The pBAD promoter holds great potential to control the expression of genes that require tight regulation, as it is capable of both an induction and repression. The HKUST-Rice iGEM team from 2015 found that the pBAD promoter exhibits an almost all-or-none behaviour upon induction with arabinose when located on a high copy vector, but allows for gradual induction when cloned into a low copy vector. Thus, it was evident that this promoter on a high copy vector would be inappropriate for tightly regulated gene expression. Based on these findings, a low copy vector was used to investigate the ability to inhibit gene expression subsequent to induction of pBAD.
Gene expression was simulated by fluorescence microscopy using a pBAD-YFP reporter system, BBa_I6058.
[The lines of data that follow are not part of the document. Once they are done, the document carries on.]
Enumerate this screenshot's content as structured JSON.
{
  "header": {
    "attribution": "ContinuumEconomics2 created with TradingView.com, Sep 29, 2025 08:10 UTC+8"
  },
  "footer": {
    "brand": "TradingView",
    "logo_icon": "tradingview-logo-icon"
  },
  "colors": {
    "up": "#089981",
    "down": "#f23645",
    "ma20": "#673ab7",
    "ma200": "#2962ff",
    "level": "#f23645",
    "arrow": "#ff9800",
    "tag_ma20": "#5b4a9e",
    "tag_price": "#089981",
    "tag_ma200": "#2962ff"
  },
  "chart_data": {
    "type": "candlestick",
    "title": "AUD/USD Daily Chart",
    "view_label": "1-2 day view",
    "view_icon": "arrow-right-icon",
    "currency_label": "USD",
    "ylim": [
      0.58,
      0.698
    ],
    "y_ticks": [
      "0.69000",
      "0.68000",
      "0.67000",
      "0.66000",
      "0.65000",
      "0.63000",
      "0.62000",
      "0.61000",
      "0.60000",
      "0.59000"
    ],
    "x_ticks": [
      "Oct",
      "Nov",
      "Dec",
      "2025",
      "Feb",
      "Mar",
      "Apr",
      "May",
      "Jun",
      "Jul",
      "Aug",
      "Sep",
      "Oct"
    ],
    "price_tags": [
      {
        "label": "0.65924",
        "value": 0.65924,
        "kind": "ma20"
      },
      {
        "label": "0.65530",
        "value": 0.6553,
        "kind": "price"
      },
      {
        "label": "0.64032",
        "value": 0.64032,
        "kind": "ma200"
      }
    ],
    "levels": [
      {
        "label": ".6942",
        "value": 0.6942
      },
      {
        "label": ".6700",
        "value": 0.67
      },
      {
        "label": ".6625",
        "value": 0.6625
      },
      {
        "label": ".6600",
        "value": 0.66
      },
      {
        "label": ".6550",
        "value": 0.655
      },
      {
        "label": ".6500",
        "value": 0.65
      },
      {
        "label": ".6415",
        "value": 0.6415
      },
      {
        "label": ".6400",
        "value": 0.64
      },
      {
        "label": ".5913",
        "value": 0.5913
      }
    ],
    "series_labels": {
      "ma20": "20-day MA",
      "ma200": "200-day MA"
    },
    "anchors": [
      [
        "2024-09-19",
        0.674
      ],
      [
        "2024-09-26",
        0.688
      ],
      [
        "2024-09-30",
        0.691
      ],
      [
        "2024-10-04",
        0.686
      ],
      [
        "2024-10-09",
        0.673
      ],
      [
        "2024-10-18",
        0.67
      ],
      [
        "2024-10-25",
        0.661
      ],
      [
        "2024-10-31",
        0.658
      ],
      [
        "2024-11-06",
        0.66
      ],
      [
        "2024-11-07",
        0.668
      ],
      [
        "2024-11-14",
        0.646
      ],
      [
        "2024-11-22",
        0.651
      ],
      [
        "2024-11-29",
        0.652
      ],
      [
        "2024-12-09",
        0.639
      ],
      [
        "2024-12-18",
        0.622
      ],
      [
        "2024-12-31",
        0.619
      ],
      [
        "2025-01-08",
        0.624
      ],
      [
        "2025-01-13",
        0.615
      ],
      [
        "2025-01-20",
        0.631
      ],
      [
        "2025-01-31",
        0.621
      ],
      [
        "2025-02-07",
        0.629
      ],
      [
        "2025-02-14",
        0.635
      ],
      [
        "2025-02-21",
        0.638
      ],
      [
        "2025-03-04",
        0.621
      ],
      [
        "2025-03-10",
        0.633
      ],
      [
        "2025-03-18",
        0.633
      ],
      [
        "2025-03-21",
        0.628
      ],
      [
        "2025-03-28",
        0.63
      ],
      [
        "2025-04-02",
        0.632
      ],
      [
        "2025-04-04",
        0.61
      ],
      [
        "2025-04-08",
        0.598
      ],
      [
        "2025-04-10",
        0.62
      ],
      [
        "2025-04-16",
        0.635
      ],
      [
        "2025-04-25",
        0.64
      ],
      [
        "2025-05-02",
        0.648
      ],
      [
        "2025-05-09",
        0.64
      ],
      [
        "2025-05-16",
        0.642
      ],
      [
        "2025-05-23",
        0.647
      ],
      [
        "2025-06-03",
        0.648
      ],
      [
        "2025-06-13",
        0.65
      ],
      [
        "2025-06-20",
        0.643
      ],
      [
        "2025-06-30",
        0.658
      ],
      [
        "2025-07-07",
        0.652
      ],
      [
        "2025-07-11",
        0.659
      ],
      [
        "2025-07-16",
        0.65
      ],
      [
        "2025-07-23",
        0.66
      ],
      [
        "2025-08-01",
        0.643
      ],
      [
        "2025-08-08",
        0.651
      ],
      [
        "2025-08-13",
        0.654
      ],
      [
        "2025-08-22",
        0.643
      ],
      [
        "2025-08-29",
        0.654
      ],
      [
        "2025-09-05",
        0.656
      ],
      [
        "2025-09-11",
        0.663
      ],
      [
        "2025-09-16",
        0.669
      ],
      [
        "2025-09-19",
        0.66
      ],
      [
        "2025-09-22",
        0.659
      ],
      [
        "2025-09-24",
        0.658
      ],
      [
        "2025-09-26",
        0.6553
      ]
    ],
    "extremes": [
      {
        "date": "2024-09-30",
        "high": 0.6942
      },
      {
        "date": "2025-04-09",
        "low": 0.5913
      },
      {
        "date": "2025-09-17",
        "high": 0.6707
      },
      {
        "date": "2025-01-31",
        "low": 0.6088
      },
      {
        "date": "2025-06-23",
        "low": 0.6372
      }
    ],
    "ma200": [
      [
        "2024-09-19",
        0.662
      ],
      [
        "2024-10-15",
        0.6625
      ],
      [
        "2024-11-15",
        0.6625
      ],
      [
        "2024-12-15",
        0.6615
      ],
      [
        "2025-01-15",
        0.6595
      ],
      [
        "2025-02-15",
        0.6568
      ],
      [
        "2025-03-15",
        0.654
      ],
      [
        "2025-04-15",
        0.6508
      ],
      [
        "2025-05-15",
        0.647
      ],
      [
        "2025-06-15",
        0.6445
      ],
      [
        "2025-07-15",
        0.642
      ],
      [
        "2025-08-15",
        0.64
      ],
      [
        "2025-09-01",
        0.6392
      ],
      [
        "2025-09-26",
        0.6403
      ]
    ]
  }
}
For this purpose, an Olympus IX83 with a photometrics prime camera was used with an exposure time for YFP at 200 ms. Transformed E. coli MG1655 cells were cultured in M9 minimal medium supplemented with 0.2% glycerol and 30 µg/mL chloramphenicol, to avoid catabolite repression from glucose residues present in LB medium. Two cultures were incubated, of which one was induced with 0.2 % arabinose from the beginning. At OD600=0.1, designated time 0, the cultures were split in two and 0.2 % glucose was added to one of each pair. Samples were obtained at time 0, before division of the cultures, and at 30 min, 60 min, and 120 min.
The resulting images revealed, that the inducer arabinose was required to stimulate expression of YFP, and that the addition of the repressor glucose to a uninduced culture had no effect. Furthermore, it was evident that addition of arabinose induced expression of YFP, and that subsequent addition of glucose terminated the pBAD regulated gene expression, resulting in a reduced fluorescence level. 30 minutes after inhibition this reduction was already evident, and after 120 minutes the gene expression controlled by pBAD was even further decreased, as seen in Figure 1.
Figure 1. YFP fluorescence levels in E. coli MG1655 transformed with the pBAD-YFP reporter system on pSB3K3. Left: Cultures with the inducer arabinose added. Right: Cultures not induced with arabinose. Both cultures were split up at OD600=0.1, designated time 0, and the inhibitor glucose was added to one half of each culture. Images were obtained at 0, 30, 60, and 120 minutes.
This experiment made it clear, that gene expression controlled by the pBAD promoter is both inducible and repressible as required when cloned into the low copy vector pSB3K3.